Temos resposta para as questões do nosso tempo, ou estamos consumidos pelo efémero que nos mata, pelos protagonismos que pretendem ser «culturalmente relevantes», pela ansiedade de se falar em avivamento sem correspondência no tecido social envolvente?
Como se lida com o individualismo, com o materialismo, com o hedonismo... com tudo que afinal faz a felicidade do momento?
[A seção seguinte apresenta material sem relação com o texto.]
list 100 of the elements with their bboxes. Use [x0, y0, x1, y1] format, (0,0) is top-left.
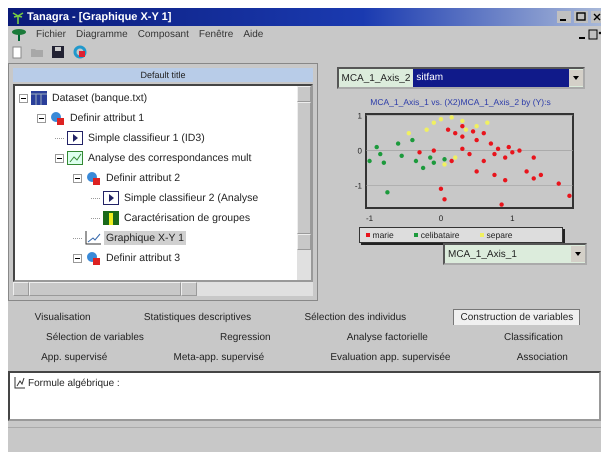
tree-item[interactable]: Definir attribut 2: [104, 171, 182, 185]
y-tick-label: 0: [358, 146, 362, 156]
expander-icon[interactable]: [37, 114, 46, 122]
menu-item[interactable]: Composant: [138, 29, 189, 40]
data-point: [453, 130, 458, 136]
bars-icon: [103, 211, 119, 225]
component-item[interactable]: Formule algébrique :: [28, 378, 120, 388]
tree-item[interactable]: Definir attribut 1: [68, 111, 146, 125]
data-point: [432, 148, 436, 153]
data-point: [482, 130, 486, 136]
data-point: [449, 115, 454, 120]
tree-item[interactable]: Caractérisation de groupes: [122, 211, 252, 225]
data-point: [492, 172, 497, 178]
expander-icon[interactable]: [73, 254, 82, 262]
chart-title: MCA_1_Axis_1 vs. (X2)MCA_1_Axis_2 by (Y):s: [370, 97, 551, 107]
data-point: [460, 146, 465, 152]
maximize-icon[interactable]: [574, 11, 588, 23]
expander-icon[interactable]: [55, 154, 64, 162]
data-point: [442, 197, 447, 202]
data-point: [538, 172, 544, 178]
close-icon[interactable]: [591, 11, 601, 23]
menu-item[interactable]: Aide: [243, 29, 264, 40]
data-point: [417, 150, 422, 154]
y-axis-dropdown[interactable]: MCA_1_Axis_2 sitfam: [336, 67, 584, 89]
x-tick-label: 0: [438, 214, 444, 223]
data-point: [467, 152, 472, 156]
formula-icon: [14, 377, 25, 389]
data-point: [503, 178, 508, 182]
component-tab[interactable]: Sélection des individus: [298, 310, 412, 324]
minimize-icon[interactable]: [557, 11, 571, 23]
data-point: [420, 166, 426, 170]
component-tab[interactable]: Analyse factorielle: [340, 330, 434, 344]
menu-item[interactable]: Fenêtre: [198, 29, 234, 40]
data-point: [485, 120, 490, 125]
data-point: [374, 144, 379, 150]
data-point: [460, 134, 465, 139]
data-point: [556, 181, 561, 186]
component-tab[interactable]: Meta-app. supervisé: [168, 350, 270, 364]
data-point: [378, 152, 382, 156]
component-tab[interactable]: Evaluation app. supervisée: [324, 350, 456, 364]
data-point: [474, 138, 479, 142]
classifier-icon: [103, 191, 119, 205]
data-point: [517, 148, 522, 153]
component-tab[interactable]: Visualisation: [28, 310, 97, 324]
dropdown-value: MCA_1_Axis_1: [447, 248, 518, 260]
legend-label: celibataire: [420, 230, 460, 240]
data-point: [524, 169, 529, 174]
vertical-scrollbar[interactable]: [297, 86, 311, 280]
y-tick-label: -1: [354, 181, 362, 190]
data-point: [488, 141, 494, 146]
component-tab[interactable]: App. supervisé: [35, 350, 114, 364]
expander-icon[interactable]: [73, 174, 82, 182]
data-point: [438, 186, 444, 192]
data-point: [503, 155, 508, 160]
menu-item[interactable]: Diagramme: [76, 29, 128, 40]
dropdown-value: MCA_1_Axis_2: [340, 72, 412, 84]
x-axis-dropdown[interactable]: MCA_1_Axis_1: [443, 243, 587, 265]
horizontal-scrollbar[interactable]: [13, 282, 313, 296]
window-title: Tanagra - [Graphique X-Y 1]: [27, 11, 172, 23]
data-point: [446, 127, 450, 132]
diagram-title: Default title: [13, 68, 313, 82]
tree-icon: [12, 28, 26, 41]
data-point: [482, 158, 486, 164]
component-tab[interactable]: Sélection de variables: [40, 330, 150, 344]
child-window-controls-icon[interactable]: [579, 28, 601, 40]
data-point: [382, 160, 386, 165]
tree-item[interactable]: Simple classifieur 2 (Analyse: [122, 191, 260, 205]
data-point: [396, 141, 400, 146]
y-tick-label: 1: [358, 112, 362, 121]
scatter-chart-icon: [67, 151, 83, 165]
component-tab[interactable]: Statistiques descriptives: [138, 310, 258, 324]
component-tab[interactable]: Regression: [214, 330, 277, 344]
tree-item[interactable]: Definir attribut 3: [104, 251, 182, 265]
classifier-icon: [67, 131, 83, 145]
data-point: [499, 202, 504, 207]
data-point: [474, 169, 479, 174]
expander-icon[interactable]: [19, 94, 28, 102]
component-tab[interactable]: Association: [510, 350, 574, 364]
tree-item[interactable]: Graphique X-Y 1: [104, 231, 186, 245]
tree-item[interactable]: Simple classifieur 1 (ID3): [86, 131, 207, 145]
palm-tree-icon: [12, 10, 24, 24]
data-point: [438, 117, 444, 122]
tree-item[interactable]: Analyse des correspondances mult: [86, 151, 254, 165]
component-tab[interactable]: Classification: [498, 330, 569, 344]
data-point: [532, 176, 536, 181]
data-point: [400, 154, 404, 158]
highlighted-option[interactable]: sitfam: [413, 69, 568, 87]
x-tick-label: -1: [366, 214, 374, 223]
save-icon[interactable]: [52, 46, 64, 58]
data-point: [406, 130, 412, 136]
component-tab[interactable]: Construction de variables: [453, 309, 580, 325]
data-point: [424, 127, 429, 132]
menu-item[interactable]: Fichier: [36, 29, 66, 40]
x-tick-label: 1: [510, 214, 515, 223]
data-point: [414, 158, 418, 164]
new-file-icon[interactable]: [12, 46, 22, 58]
data-point: [432, 120, 436, 125]
tree-item[interactable]: Dataset (banque.txt): [50, 91, 150, 105]
line-chart-icon: [85, 231, 101, 245]
data-point: [385, 190, 390, 195]
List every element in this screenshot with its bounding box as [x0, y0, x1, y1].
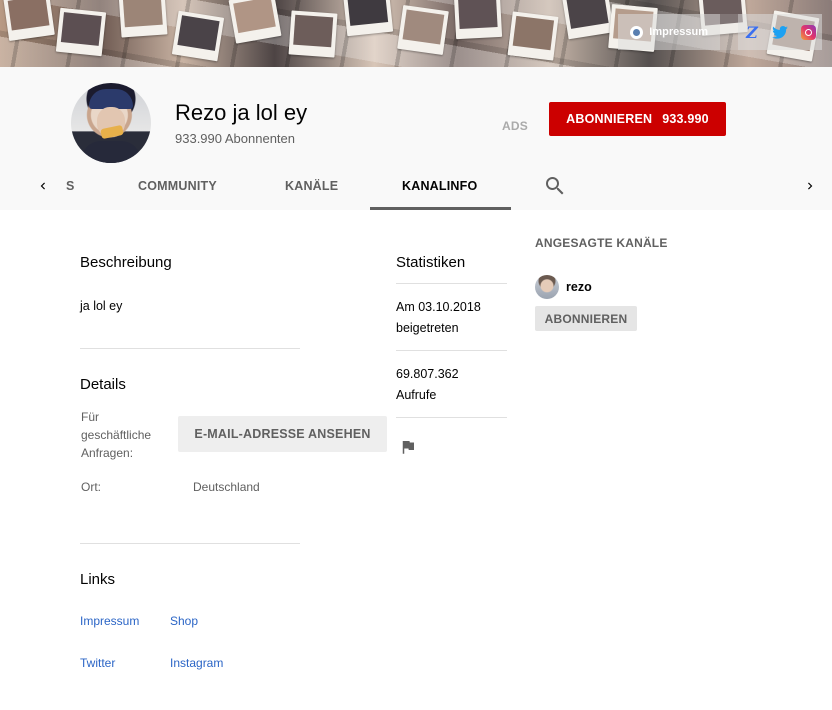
location-value: Deutschland: [193, 480, 260, 494]
chevron-left-icon: [40, 182, 45, 190]
stat-joined-date: Am 03.10.2018: [396, 300, 481, 314]
description-text: ja lol ey: [80, 299, 123, 313]
tab-kanalinfo[interactable]: KANALINFO: [402, 179, 477, 193]
divider: [80, 348, 300, 349]
banner-photo: [507, 11, 559, 61]
channel-banner: Impressum Z: [0, 0, 832, 67]
banner-photo: [342, 0, 394, 37]
channel-subscriber-count: 933.990 Abonnenten: [175, 131, 296, 146]
location-label: Ort:: [81, 480, 101, 494]
featured-channel-avatar[interactable]: [535, 275, 559, 299]
links-heading: Links: [80, 571, 116, 588]
banner-links: Impressum Z: [618, 14, 822, 50]
tab-community[interactable]: COMMUNITY: [138, 179, 217, 193]
ads-label: ADS: [502, 119, 528, 133]
twitter-icon: [772, 25, 788, 39]
subscribe-button[interactable]: ABONNIEREN 933.990: [549, 102, 726, 136]
banner-link-twitter[interactable]: [766, 14, 794, 50]
banner-link-z[interactable]: Z: [738, 14, 766, 50]
link-twitter[interactable]: Twitter: [80, 656, 115, 670]
banner-photo: [228, 0, 282, 44]
tabs-scroll-right[interactable]: [790, 164, 830, 208]
instagram-icon: [800, 24, 816, 40]
channel-title: Rezo ja lol ey: [175, 100, 308, 125]
banner-photo: [118, 0, 168, 38]
banner-link-impressum-label: Impressum: [649, 26, 708, 38]
flag-icon[interactable]: [399, 438, 417, 456]
link-shop[interactable]: Shop: [170, 614, 198, 628]
banner-photo: [288, 10, 338, 58]
banner-photo: [171, 10, 225, 62]
featured-channel-name[interactable]: rezo: [566, 280, 592, 294]
tab-kanaele[interactable]: KANÄLE: [285, 179, 338, 193]
banner-link-impressum[interactable]: Impressum: [618, 14, 720, 50]
divider: [80, 543, 300, 544]
subscribe-button-count: 933.990: [662, 112, 709, 126]
channel-avatar[interactable]: [71, 83, 151, 163]
banner-link-instagram[interactable]: [794, 14, 822, 50]
featured-channels-heading: ANGESAGTE KANÄLE: [535, 236, 668, 250]
tab-s[interactable]: S: [66, 179, 75, 193]
link-instagram[interactable]: Instagram: [170, 656, 223, 670]
chevron-right-icon: [808, 182, 813, 190]
active-tab-indicator: [370, 207, 511, 210]
subscribe-button-label: ABONNIEREN: [566, 112, 653, 126]
banner-spacer: [720, 14, 738, 50]
banner-photo: [55, 7, 107, 57]
globe-icon: [630, 25, 644, 39]
link-impressum[interactable]: Impressum: [80, 614, 139, 628]
stat-views-count: 69.807.362: [396, 367, 459, 381]
banner-photo: [3, 0, 55, 41]
divider: [396, 350, 507, 351]
divider: [396, 417, 507, 418]
featured-channel-subscribe-button[interactable]: ABONNIEREN: [535, 306, 637, 331]
divider: [396, 283, 507, 284]
details-heading: Details: [80, 376, 126, 393]
banner-photo: [453, 0, 503, 40]
stat-joined-label: beigetreten: [396, 321, 459, 335]
business-inquiries-label: Für geschäftliche Anfragen:: [81, 410, 152, 460]
banner-photo: [397, 5, 449, 55]
stat-views-label: Aufrufe: [396, 388, 437, 402]
stats-heading: Statistiken: [396, 254, 466, 271]
channel-tabs: S COMMUNITY KANÄLE KANALINFO: [0, 164, 832, 210]
channel-header: Rezo ja lol ey 933.990 Abonnenten ADS AB…: [0, 67, 832, 210]
tabs-scroll-left[interactable]: [23, 164, 63, 208]
view-email-button[interactable]: E-MAIL-ADRESSE ANSEHEN: [178, 416, 387, 452]
z-icon: Z: [746, 22, 758, 42]
stat-views: 69.807.362 Aufrufe: [396, 364, 459, 406]
stat-joined: Am 03.10.2018 beigetreten: [396, 297, 481, 339]
banner-photo: [561, 0, 615, 40]
description-heading: Beschreibung: [80, 254, 172, 271]
search-icon[interactable]: [543, 174, 567, 198]
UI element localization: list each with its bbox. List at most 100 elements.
Podemos servir-nos do trabalho (intelectual) reflectido na obra de FM, ou o que ele ensinou sobre a fidelidade conjugal, sobre o valor do casamento entre um homem e uma mulher, sobre o cuidado com as crianças… para responder às questões do nosso tempo, doutras gerações? Ou o avivamento depende agora doutra exegese bíblica, da mudança de atitude face ao que vai por aí (condescendência absoluta com o modernismo, secularismo, intelectualismo…)?
«Eu Creio», tal qual ensinou Fernando Martinez durante mais de 50 anos, vale para mim, procurei que valesse para os meus filhos em vivência consequente…
Pensando mais longe: Vale para o Século XXI? A resposta é afirmativa? Se sim, como se deve apresentar Deus aos que consideram que Ele é um torcionário (subjuga pela tortura da religião, da espada, do medo…)? Como se deve apresentar Jesus àqueles que dispensam a acção de qualquer Salvador (são humanistas, o homem salva-se a si mesmo…)? Como ensinar as Escrituras aos que nelas vêem mais um livro sagrado, entre muitos outros (a Bíblia é tão importante quanto qualquer outro livro…)? Como conservar os valores éticos e morais na sociedade de bem-estar que exige êxito, dinheiro, poder social, domínio sobe os outros (qualquer ética serve, quaisquer valores morais são admissíveis se proporcionarem bem estar económico, social…)? Enfim, como se pode ser cristão e fazer discípulos (vivendo o secularismo da época, adaptando o discurso aos ouvidos talhados por ele, admitindo o que ontem não prestava, sufragando políticas para a família, para as crianças, que são contrárias à orientação bíblica…)?
Estes tópicos bem poderiam servir para uma outra reflexão, em ocasião propícia, mas não servem agora de matriz à que o conferencista convidado nos apresentará, certamente muito mais enriquecedora.